Sauf que les ficelles sont bien trop grosses !

Réfléchissons. QUI aurait intérêt et pourquoi à mettre sur le dos de MBS une accusation de crime barbare sur la personne d'un journaliste du monde dit libre.

Les Saoud, actuellement, ont le vent en poupe et MBS prend vis-à-vis de ses alliés bien des libertés. Son image – bidon – de modernisateur de son pays. Ses choix ultralibéraux. Sa fortune décuplée après l'arrestation de certains membres de son propre clan ainsi que la main mise sur leurs magots. Le projet Néom et la folie des grandeurs qui va avec, qui lui offre la main sur le choix des prestataires. Bien entendu, son feu vert sur le paiement en monnaie chinoise à la Chine du pétrole saoudien, ce décrochage des pétrodollars qui entre en effet et impacte très sérieusement sur l'équilibre des deux grands blocs, en donnant un avantage absolument décisif à l'Empire du Milieu. Ca fait un peu beaucoup.

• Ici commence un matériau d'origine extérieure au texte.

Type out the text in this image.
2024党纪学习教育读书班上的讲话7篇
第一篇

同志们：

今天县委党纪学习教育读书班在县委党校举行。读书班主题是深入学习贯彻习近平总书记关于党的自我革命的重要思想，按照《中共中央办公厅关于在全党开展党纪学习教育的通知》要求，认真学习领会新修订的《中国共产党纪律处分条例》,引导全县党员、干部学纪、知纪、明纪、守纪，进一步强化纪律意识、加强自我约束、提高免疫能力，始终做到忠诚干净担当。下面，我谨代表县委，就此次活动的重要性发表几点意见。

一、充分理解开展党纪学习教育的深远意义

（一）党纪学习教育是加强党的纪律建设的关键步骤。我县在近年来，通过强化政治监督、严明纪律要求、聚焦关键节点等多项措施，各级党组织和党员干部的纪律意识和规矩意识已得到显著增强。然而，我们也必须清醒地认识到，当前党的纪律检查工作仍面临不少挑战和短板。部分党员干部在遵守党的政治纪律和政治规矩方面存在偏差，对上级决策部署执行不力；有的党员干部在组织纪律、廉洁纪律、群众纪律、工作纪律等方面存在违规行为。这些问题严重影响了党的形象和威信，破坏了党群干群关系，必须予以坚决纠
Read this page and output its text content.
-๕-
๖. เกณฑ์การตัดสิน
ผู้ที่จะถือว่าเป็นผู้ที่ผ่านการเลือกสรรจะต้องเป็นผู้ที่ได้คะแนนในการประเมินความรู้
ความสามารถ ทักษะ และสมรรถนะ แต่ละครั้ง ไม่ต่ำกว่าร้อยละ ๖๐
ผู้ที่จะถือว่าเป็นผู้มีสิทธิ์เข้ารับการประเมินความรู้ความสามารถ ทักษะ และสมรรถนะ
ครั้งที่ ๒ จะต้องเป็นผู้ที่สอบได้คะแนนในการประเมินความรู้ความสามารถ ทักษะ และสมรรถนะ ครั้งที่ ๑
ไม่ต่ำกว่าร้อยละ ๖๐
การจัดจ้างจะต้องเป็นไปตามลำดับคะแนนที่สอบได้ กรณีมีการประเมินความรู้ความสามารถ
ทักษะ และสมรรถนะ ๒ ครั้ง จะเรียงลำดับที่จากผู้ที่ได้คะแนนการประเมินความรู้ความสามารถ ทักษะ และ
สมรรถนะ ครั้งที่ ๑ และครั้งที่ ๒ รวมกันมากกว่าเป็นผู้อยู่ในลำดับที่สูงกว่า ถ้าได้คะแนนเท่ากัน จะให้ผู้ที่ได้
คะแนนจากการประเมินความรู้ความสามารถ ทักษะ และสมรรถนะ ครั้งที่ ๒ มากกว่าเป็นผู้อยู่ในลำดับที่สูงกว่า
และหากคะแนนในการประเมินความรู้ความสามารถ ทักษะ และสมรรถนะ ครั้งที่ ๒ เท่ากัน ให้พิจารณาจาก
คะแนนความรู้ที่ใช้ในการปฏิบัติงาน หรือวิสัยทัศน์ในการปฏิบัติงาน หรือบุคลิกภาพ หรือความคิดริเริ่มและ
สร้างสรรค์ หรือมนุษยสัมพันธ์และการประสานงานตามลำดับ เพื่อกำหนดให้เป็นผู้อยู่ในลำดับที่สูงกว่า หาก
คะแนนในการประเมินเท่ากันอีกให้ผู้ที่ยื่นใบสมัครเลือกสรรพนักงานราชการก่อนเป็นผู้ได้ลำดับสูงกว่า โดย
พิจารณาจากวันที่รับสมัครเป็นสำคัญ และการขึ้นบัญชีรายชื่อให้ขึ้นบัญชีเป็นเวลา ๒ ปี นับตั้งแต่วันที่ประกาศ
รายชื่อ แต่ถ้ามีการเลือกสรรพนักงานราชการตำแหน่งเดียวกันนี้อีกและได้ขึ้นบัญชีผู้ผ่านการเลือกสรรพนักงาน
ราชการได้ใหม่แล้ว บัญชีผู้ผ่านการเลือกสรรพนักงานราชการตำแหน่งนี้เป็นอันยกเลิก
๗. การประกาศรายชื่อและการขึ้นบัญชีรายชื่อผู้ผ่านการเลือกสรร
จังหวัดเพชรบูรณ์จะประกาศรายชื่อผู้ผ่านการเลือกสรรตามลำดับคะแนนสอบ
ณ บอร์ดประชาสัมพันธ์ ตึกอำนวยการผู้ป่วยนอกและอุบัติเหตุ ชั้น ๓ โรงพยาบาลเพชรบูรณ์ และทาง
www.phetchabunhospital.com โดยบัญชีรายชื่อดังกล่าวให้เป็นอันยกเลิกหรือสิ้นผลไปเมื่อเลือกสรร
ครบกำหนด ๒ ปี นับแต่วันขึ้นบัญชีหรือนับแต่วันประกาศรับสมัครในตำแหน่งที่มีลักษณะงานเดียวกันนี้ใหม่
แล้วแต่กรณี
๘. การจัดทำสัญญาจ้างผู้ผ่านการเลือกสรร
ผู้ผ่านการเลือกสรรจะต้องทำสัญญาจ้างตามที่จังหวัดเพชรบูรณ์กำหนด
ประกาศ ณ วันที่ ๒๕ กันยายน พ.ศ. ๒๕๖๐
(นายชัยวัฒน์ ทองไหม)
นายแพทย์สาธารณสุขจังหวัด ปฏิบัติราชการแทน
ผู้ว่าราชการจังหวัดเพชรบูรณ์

Aux yeux d'Israël et de son vassal américain, cet allié tire bien trop la couverture à lui. Il a beau faire ce qu’on lui demande de faire au Yémen et se préparer dans l'ombre pour lancer ses armées contre l'ennemi iranien, trop c'est trop. L'Arabie Saoudite pour la branche mondialiste qui tire les ficelles d'Israël, en clair les Rothschild, doit comprendre que sa fortune et ses projets ne font pas d'elle le maitre du jeu, simplement un pion, un exécutant. Donc on tape. Fort. On créée de toutes pièces un crime macabre signé et contresigné Saoud. On utilise Mossad et CIA pour ca, spécialistes des attentats sous faux drapeaux mais aussi de crimes maquillés attribués à d'autres qu’eux-mêmes.

Comme toujours Israël demeure dans l'ombre, ne se salit pas les mains et fait faire le sale boulot par d'autres. Pas un israélien, pas un agent américain dans la ville d'Istanbul, ni vu ni connu, l'opération est commandée à distance. Les réseaux et chaines sont prêts à recevoir puis diffuser en masse les images, voilà comment on créée de toute pièce à la fois un scandale et un coup d'arrêt brutal dans une stratégie de fanfaron. Englué dans cette affaire, MBS, malgré Néom, est subitement paralysé, ses services sont tous monopolisés sur la ligne de défense. Ca devait être son moment de gloire, c'est panique à bord.

Etonnamment ce sont les ennemis de Ryad qui sont les plus discrets. Ni Moscou, ni Pékin, encore moins Téhéran n'ont dit un mot contre leur ennemi. Pour eux il paraît assez clair, il me semble, qu’ils assistent à une opération d'intox inter bloc occidental, en clair que cette affaire sordide ne les concerne en rien. Et que donc le silence prévaut.

L'essentiel de toute façon se joue ailleurs.